Skip to content
Kurt Edelbrock edited this page Feb 4, 2015 · 5 revisions

XML and Namespaces

You can add namespaces to properties. They will be used to query the document along with the selector. This can be useful to parse XML files. Yes, wombat can also scrape XML files. Yay! The syntax is:

class LastFmScraper
  include Wombat::Crawler
  base_url "http://ws.audioscrobbler.com"
  path "/2.0/?method=geo.getevents&location=San%20Francisco&api_key=<YOUR_LASTFM_API_KEY>"
  document_format :xml

  locations 'xpath=//event', :iterator do
    latitude "xpath=./venue/location/geo:point/geo:lat", :text, { 'geo' => 'http://www.w3.org/2003/01/geo/wgs84_pos' }
    longitude "xpath=./venue/location/geo:point/geo:long", :text, { 'geo' => 'http://www.w3.org/2003/01/geo/wgs84_pos' }
  end
end

Note that we used above the option document_format :xml.

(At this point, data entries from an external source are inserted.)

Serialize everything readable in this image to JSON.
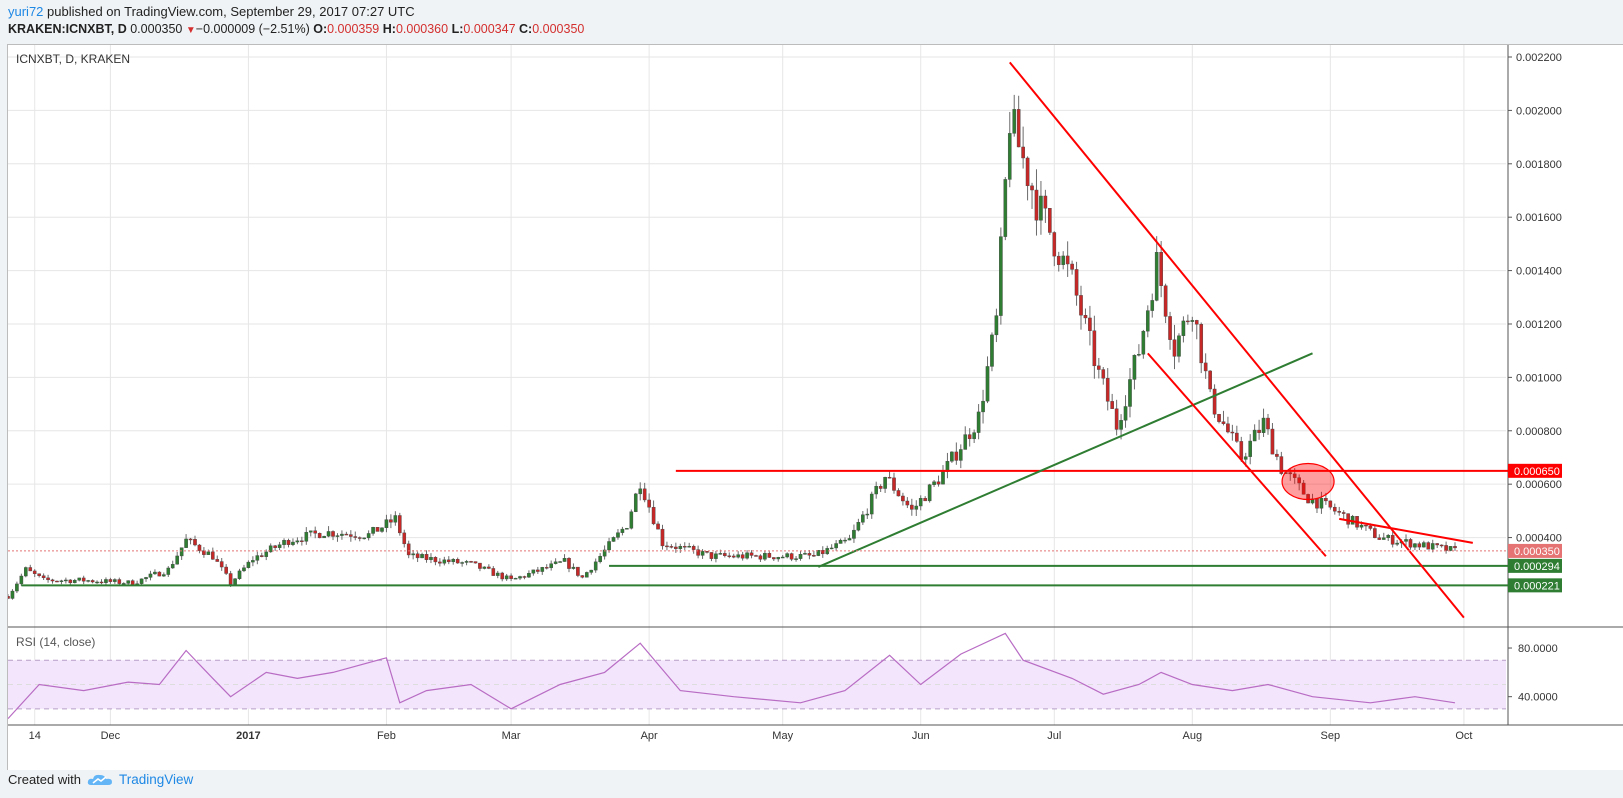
{
  "header": {
    "author": "yuri72",
    "published": " published on TradingView.com, September 29, 2017 07:27 UTC",
    "symbol": "KRAKEN:ICNXBT, D",
    "last": "0.000350",
    "change": "−0.000009 (−2.51%)",
    "o_label": "O:",
    "o": "0.000359",
    "h_label": "H:",
    "h": "0.000360",
    "l_label": "L:",
    "l": "0.000347",
    "c_label": "C:",
    "c": "0.000350"
  },
  "footer": {
    "created_with": "Created with",
    "brand": "TradingView"
  },
  "chart_data": [
    {
      "type": "candlestick",
      "title": "ICNXBT, D, KRAKEN",
      "x_ticks": [
        "14",
        "Dec",
        "2017",
        "Feb",
        "Mar",
        "Apr",
        "May",
        "Jun",
        "Jul",
        "Aug",
        "Sep",
        "Oct"
      ],
      "y_ticks": [
        "0.002200",
        "0.002000",
        "0.001800",
        "0.001600",
        "0.001400",
        "0.001200",
        "0.001000",
        "0.000800",
        "0.000600",
        "0.000400"
      ],
      "ylim": [
        8e-05,
        0.00223
      ],
      "price_labels": [
        {
          "value": 0.00065,
          "text": "0.000650",
          "color": "#ff0000"
        },
        {
          "value": 0.00035,
          "text": "0.000350",
          "color": "#e57373"
        },
        {
          "value": 0.000294,
          "text": "0.000294",
          "color": "#2e7d32"
        },
        {
          "value": 0.000221,
          "text": "0.000221",
          "color": "#2e7d32"
        }
      ],
      "series": [
        {
          "name": "ICNXBT",
          "description": "Daily candles, approx. Nov 8 2016 – Sep 29 2017",
          "close_path": [
            [
              "2016-11-08",
              0.00018
            ],
            [
              "2016-11-12",
              0.00028
            ],
            [
              "2016-11-16",
              0.00024
            ],
            [
              "2016-11-25",
              0.00024
            ],
            [
              "2016-12-06",
              0.00023
            ],
            [
              "2016-12-14",
              0.00028
            ],
            [
              "2016-12-18",
              0.00039
            ],
            [
              "2016-12-24",
              0.00033
            ],
            [
              "2016-12-28",
              0.00023
            ],
            [
              "2017-01-02",
              0.00032
            ],
            [
              "2017-01-10",
              0.00039
            ],
            [
              "2017-01-18",
              0.00042
            ],
            [
              "2017-01-28",
              0.00041
            ],
            [
              "2017-02-03",
              0.00047
            ],
            [
              "2017-02-06",
              0.00033
            ],
            [
              "2017-02-20",
              0.0003
            ],
            [
              "2017-03-01",
              0.00024
            ],
            [
              "2017-03-13",
              0.00031
            ],
            [
              "2017-03-17",
              0.00025
            ],
            [
              "2017-03-22",
              0.00035
            ],
            [
              "2017-03-27",
              0.00045
            ],
            [
              "2017-03-30",
              0.00061
            ],
            [
              "2017-04-04",
              0.00038
            ],
            [
              "2017-04-15",
              0.00033
            ],
            [
              "2017-05-08",
              0.00033
            ],
            [
              "2017-05-16",
              0.00039
            ],
            [
              "2017-05-24",
              0.00063
            ],
            [
              "2017-05-30",
              0.0005
            ],
            [
              "2017-06-06",
              0.00064
            ],
            [
              "2017-06-14",
              0.00085
            ],
            [
              "2017-06-18",
              0.00121
            ],
            [
              "2017-06-21",
              0.00197
            ],
            [
              "2017-06-27",
              0.00166
            ],
            [
              "2017-07-05",
              0.00136
            ],
            [
              "2017-07-11",
              0.00101
            ],
            [
              "2017-07-15",
              0.00082
            ],
            [
              "2017-07-20",
              0.0011
            ],
            [
              "2017-07-24",
              0.00143
            ],
            [
              "2017-07-28",
              0.00111
            ],
            [
              "2017-08-01",
              0.00127
            ],
            [
              "2017-08-05",
              0.00092
            ],
            [
              "2017-08-12",
              0.0007
            ],
            [
              "2017-08-17",
              0.00083
            ],
            [
              "2017-08-21",
              0.00066
            ],
            [
              "2017-08-27",
              0.00055
            ],
            [
              "2017-09-02",
              0.0005
            ],
            [
              "2017-09-12",
              0.0004
            ],
            [
              "2017-09-22",
              0.00037
            ],
            [
              "2017-09-29",
              0.00035
            ]
          ]
        }
      ],
      "annotations": [
        {
          "type": "horizontal-line",
          "color": "#ff0000",
          "value": 0.00065,
          "from": "2017-04-07"
        },
        {
          "type": "horizontal-line",
          "color": "#2e7d32",
          "value": 0.000294,
          "from": "2017-03-23"
        },
        {
          "type": "horizontal-line",
          "color": "#2e7d32",
          "value": 0.000221,
          "from": "2016-11-11"
        },
        {
          "type": "trend-line",
          "color": "#2e7d32",
          "from": [
            "2017-05-09",
            0.00029
          ],
          "to": [
            "2017-08-28",
            0.00109
          ]
        },
        {
          "type": "trend-line",
          "color": "#ff0000",
          "from": [
            "2017-06-21",
            0.00218
          ],
          "to": [
            "2017-10-01",
            0.0001
          ]
        },
        {
          "type": "trend-line",
          "color": "#ff0000",
          "from": [
            "2017-07-22",
            0.00109
          ],
          "to": [
            "2017-08-31",
            0.00033
          ]
        },
        {
          "type": "trend-line",
          "color": "#ff0000",
          "from": [
            "2017-09-03",
            0.00047
          ],
          "to": [
            "2017-10-03",
            0.00038
          ]
        },
        {
          "type": "ellipse",
          "color": "#ff0000",
          "center": [
            "2017-08-27",
            0.00061
          ]
        }
      ],
      "grid": true
    },
    {
      "type": "line",
      "title": "RSI (14, close)",
      "y_ticks": [
        "80.0000",
        "40.0000"
      ],
      "ylim": [
        20,
        94
      ],
      "band": [
        30,
        70
      ],
      "series": [
        {
          "name": "RSI",
          "x": [
            "2016-11-08",
            "2016-11-15",
            "2016-11-25",
            "2016-12-05",
            "2016-12-12",
            "2016-12-18",
            "2016-12-24",
            "2016-12-28",
            "2017-01-05",
            "2017-01-12",
            "2017-01-20",
            "2017-02-01",
            "2017-02-04",
            "2017-02-10",
            "2017-02-20",
            "2017-03-01",
            "2017-03-12",
            "2017-03-22",
            "2017-03-30",
            "2017-04-08",
            "2017-04-20",
            "2017-05-05",
            "2017-05-15",
            "2017-05-25",
            "2017-06-01",
            "2017-06-10",
            "2017-06-20",
            "2017-06-24",
            "2017-07-05",
            "2017-07-12",
            "2017-07-20",
            "2017-07-25",
            "2017-08-01",
            "2017-08-10",
            "2017-08-18",
            "2017-08-28",
            "2017-09-10",
            "2017-09-20",
            "2017-09-29"
          ],
          "values": [
            22,
            50,
            45,
            52,
            50,
            78,
            55,
            40,
            60,
            55,
            60,
            72,
            35,
            45,
            50,
            30,
            50,
            60,
            84,
            45,
            40,
            35,
            45,
            74,
            50,
            75,
            92,
            70,
            55,
            42,
            50,
            60,
            50,
            45,
            50,
            40,
            35,
            40,
            35
          ]
        }
      ]
    }
  ]
}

This is another special property that tells the type of document we are supposed to parse. It defaults to :html, so usually you won't need to specify this. If you want to parse a xml, you can say that by format :xml. The only 2 formats supported so far are html and xml.

If you are going to specify a namespace, you have to also say the type of property you are requesting (:text, :html or :list) as the second argument, before the namespace and after the selector. The namespace must be a hash with keys being the namespace name, and values being the namespace url.